The audit program includes bilingual DVDs about farm hazards and an open letter to FLOC on the company's website detailing this training. O'Briant verified that the DOL will issue a new Spanish-language DVD with English subtitles by December; it will focus on housing safety and sanitation, including interviews with farmworkers and contract growers.
Howard said RJR holds a yearly "multi-stakeholder council to discuss farm labor issues." Yet farmworkers are not invited to these meetings. When asked why, Howard replied: "Farmworkers are not employees of R.J. Reynolds. At those meetings we go over very important topics, federal and state laws. We make it very clear that contract growers are required to abide by all laws."
He added: "We work with the N.C. Department of Labor, which is really the enforcement arm of this matter. To date, we aren't aware of any violation of R.J. Reynolds contract growers."

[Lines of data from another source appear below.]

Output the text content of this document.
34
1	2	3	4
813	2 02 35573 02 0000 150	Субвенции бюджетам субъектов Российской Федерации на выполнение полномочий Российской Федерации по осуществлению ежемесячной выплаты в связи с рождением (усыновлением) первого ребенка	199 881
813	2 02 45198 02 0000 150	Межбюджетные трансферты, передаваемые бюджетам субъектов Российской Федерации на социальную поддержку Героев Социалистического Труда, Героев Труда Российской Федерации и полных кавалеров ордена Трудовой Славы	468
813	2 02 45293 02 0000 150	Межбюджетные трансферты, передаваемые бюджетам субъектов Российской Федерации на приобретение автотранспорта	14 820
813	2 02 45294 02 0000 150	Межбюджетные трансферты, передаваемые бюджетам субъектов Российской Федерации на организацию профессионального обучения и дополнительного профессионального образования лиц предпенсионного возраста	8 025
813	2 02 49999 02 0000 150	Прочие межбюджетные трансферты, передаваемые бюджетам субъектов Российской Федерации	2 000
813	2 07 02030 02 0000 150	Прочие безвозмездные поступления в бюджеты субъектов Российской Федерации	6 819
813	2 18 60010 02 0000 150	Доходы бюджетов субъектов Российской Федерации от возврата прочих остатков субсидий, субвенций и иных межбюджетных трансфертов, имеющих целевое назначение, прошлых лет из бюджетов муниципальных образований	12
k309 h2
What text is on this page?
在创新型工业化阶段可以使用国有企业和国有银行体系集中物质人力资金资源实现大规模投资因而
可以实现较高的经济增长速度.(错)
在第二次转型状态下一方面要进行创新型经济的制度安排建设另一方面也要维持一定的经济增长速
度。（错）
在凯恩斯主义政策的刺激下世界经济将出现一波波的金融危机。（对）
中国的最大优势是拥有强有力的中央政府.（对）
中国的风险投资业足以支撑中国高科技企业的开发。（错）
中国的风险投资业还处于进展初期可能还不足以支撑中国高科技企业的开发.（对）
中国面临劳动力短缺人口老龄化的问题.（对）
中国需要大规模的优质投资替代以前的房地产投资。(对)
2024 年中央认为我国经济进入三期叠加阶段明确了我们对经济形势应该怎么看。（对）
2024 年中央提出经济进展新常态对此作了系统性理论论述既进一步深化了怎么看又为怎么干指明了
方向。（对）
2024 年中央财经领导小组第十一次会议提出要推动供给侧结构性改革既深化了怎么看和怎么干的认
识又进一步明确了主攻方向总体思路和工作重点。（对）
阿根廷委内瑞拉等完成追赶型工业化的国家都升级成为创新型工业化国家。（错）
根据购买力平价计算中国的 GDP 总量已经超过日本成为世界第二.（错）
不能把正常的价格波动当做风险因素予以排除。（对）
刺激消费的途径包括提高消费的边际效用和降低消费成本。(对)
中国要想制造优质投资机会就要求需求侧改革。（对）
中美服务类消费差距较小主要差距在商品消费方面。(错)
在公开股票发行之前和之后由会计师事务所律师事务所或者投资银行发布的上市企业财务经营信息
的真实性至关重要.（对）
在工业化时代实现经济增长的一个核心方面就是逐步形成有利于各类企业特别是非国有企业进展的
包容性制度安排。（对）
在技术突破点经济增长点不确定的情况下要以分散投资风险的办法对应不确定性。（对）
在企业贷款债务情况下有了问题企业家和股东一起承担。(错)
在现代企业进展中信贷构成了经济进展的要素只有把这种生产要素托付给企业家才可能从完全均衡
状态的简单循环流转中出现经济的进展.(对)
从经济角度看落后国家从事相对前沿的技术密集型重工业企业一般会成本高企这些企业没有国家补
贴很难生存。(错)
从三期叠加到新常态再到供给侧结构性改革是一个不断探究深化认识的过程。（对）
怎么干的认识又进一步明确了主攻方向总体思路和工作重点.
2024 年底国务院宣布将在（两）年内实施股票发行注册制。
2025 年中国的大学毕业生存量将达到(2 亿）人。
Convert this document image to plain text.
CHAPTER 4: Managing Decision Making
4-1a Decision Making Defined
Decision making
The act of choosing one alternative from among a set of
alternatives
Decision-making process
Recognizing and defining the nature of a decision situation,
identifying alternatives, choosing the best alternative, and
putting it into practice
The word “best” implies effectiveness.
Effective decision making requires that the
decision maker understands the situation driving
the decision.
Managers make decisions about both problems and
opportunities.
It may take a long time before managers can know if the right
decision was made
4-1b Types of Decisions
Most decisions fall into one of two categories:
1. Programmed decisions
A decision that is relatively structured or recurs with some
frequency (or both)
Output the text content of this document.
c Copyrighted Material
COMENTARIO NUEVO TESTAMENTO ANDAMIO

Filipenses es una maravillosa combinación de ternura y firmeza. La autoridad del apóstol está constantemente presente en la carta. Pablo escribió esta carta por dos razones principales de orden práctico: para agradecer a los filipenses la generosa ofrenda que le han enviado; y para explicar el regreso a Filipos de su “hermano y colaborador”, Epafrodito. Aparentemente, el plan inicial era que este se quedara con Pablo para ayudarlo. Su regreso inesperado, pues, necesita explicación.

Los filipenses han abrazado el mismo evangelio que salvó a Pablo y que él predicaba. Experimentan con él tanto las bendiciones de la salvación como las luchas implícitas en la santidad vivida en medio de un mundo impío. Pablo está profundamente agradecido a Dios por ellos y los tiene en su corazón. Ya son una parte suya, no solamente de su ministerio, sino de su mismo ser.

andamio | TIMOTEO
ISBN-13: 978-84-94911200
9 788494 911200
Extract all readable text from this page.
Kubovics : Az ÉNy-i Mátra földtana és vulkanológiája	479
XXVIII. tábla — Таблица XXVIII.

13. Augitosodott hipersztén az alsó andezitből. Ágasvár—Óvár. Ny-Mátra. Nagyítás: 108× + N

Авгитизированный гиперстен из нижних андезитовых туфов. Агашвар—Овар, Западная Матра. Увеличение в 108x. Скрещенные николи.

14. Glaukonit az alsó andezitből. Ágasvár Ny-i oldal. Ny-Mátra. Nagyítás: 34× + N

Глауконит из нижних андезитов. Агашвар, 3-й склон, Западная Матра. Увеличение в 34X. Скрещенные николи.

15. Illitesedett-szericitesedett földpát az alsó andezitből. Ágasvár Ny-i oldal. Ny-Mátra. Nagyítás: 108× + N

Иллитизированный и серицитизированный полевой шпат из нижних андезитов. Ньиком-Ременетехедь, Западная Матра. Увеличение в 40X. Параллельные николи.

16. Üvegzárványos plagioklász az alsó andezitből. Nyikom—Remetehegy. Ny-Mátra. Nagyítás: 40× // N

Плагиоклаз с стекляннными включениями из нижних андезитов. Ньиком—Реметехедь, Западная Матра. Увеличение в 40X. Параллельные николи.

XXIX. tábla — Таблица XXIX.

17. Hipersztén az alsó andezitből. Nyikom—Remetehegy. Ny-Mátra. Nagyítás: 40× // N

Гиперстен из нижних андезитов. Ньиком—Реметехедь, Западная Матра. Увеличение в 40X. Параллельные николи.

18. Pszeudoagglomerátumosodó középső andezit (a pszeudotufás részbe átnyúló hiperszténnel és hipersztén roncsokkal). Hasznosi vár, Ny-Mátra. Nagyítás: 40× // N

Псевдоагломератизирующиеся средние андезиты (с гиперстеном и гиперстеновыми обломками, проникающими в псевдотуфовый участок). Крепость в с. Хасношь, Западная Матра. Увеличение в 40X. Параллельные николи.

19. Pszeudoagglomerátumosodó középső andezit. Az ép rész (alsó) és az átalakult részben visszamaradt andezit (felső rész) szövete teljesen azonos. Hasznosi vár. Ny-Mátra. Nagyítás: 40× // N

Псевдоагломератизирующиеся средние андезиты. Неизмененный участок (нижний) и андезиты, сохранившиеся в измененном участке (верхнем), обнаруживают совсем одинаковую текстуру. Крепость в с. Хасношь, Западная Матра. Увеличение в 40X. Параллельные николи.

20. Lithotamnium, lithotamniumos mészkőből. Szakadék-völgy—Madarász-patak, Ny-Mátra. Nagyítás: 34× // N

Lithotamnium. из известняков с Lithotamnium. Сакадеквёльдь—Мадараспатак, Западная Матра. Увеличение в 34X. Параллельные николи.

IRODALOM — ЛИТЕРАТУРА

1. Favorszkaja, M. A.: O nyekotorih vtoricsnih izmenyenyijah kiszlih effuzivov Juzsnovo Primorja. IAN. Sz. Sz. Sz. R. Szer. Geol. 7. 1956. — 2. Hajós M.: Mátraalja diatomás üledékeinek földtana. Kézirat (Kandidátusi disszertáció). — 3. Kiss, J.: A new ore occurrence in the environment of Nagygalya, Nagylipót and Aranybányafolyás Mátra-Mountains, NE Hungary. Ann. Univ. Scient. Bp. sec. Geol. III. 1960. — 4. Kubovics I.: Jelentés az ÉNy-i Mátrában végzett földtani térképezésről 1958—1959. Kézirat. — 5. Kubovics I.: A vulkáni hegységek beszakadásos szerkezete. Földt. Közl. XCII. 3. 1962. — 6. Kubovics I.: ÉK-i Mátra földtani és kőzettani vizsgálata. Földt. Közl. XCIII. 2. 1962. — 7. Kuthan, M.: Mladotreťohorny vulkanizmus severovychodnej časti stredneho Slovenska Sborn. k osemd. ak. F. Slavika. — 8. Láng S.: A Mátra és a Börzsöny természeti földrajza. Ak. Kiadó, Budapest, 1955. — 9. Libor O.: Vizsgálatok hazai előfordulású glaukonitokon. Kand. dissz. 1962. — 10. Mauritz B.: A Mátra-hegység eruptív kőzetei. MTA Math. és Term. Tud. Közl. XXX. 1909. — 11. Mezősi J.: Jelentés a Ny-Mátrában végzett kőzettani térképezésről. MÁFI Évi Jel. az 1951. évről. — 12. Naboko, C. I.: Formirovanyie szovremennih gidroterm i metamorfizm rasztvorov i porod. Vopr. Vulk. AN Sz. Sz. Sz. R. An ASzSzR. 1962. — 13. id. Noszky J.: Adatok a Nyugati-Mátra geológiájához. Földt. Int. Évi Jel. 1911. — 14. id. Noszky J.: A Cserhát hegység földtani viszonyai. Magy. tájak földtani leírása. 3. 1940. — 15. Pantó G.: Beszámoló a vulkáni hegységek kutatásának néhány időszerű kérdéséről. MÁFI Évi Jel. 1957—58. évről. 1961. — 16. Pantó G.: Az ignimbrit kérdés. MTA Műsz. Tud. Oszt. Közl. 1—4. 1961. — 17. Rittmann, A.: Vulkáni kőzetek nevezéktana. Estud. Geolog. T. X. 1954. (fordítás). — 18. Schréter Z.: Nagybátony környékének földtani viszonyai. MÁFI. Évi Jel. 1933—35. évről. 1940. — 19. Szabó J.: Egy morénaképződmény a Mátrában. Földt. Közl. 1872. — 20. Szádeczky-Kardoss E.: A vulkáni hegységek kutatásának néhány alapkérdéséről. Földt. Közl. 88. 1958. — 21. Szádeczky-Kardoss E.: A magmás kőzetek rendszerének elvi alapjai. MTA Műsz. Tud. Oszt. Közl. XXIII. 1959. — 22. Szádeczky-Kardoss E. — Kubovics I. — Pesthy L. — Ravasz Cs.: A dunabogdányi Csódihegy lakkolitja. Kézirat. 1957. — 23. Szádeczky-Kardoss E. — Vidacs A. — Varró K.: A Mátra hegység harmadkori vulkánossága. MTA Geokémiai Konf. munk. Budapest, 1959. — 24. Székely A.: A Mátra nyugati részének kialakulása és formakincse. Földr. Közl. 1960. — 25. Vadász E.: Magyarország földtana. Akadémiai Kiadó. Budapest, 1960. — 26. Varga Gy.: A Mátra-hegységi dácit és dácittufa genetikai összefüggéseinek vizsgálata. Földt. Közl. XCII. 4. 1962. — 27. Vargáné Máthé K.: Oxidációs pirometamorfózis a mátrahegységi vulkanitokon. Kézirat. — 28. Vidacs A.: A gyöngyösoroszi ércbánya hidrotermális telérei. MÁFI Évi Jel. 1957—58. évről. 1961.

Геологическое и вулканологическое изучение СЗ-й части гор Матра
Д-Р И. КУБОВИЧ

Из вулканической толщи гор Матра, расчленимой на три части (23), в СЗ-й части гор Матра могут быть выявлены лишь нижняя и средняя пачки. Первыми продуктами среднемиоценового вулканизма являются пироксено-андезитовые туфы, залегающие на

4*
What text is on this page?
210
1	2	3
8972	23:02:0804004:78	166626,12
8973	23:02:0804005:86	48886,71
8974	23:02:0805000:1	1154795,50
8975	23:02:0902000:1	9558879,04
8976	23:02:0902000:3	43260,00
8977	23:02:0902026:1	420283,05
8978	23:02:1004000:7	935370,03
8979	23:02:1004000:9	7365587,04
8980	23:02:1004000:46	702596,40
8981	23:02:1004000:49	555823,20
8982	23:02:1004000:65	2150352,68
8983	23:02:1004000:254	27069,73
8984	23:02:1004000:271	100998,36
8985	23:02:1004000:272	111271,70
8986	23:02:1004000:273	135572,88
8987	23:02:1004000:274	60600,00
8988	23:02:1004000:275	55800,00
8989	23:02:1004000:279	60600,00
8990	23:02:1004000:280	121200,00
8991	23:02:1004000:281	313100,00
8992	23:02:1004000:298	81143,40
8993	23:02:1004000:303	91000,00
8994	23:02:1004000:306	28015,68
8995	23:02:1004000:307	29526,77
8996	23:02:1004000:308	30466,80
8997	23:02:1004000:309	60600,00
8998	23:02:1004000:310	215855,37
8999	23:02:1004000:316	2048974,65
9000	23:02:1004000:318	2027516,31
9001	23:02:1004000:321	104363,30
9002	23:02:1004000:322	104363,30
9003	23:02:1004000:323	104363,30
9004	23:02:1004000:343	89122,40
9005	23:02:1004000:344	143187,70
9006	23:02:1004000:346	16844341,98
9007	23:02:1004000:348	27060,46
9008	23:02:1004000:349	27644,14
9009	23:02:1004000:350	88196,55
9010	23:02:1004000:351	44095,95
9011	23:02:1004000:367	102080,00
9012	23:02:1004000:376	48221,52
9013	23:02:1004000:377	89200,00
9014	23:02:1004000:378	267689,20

"Of course farmworkers are stakeholders," counters Connors. "They pick the leaves that Reynolds uses in their cigarettes. I would argue that farmworkers are the most important stakeholders in the supply chain—their sweat and labor. Who would harvest the product that makes Reynolds and its executives billions of dollars each year? Morally they are obligated to be a part of the solution. Without farmworkers their company would not exist, and it's time that they give farmworkers the respect that they deserve. That has been our only request since the beginning of this campaign—that Reynolds sit down with us and talk."
Tamir of Oxfam America believes the broken agricultural system is a result of the industry contracts with growers and the exploitation of undocumented workers.
"By virtue of the way contracts are made for growers, turning the blind eye, they're helping to create the system. A grower has no incentive to do it a legal way. If you hire an undocumented worker, you can pay them less, your housing is less likely to get inspected. The folks who play by the rules are the ones who are actually scrutinized more. We're encouraging growers to go under the radar, workers to stay under the radar.
"Our policymakers have failed us in terms of providing a system that workers can come and do this work in a legal way," she continued. "When it's not tobacco season, these same workers are working on sweet potatoes and cucumbers, they're working on our food. It's gotten politicized and it doesn't need to be. There are not enough Americans to pick these crops. We have to find a way for workers to come and work here without fear."
Correction (Nov. 10, 2011): A team of people from both Oxfam and FLOC were involved in the writing and editing of the report; Briana Connors was not the sole author of the report.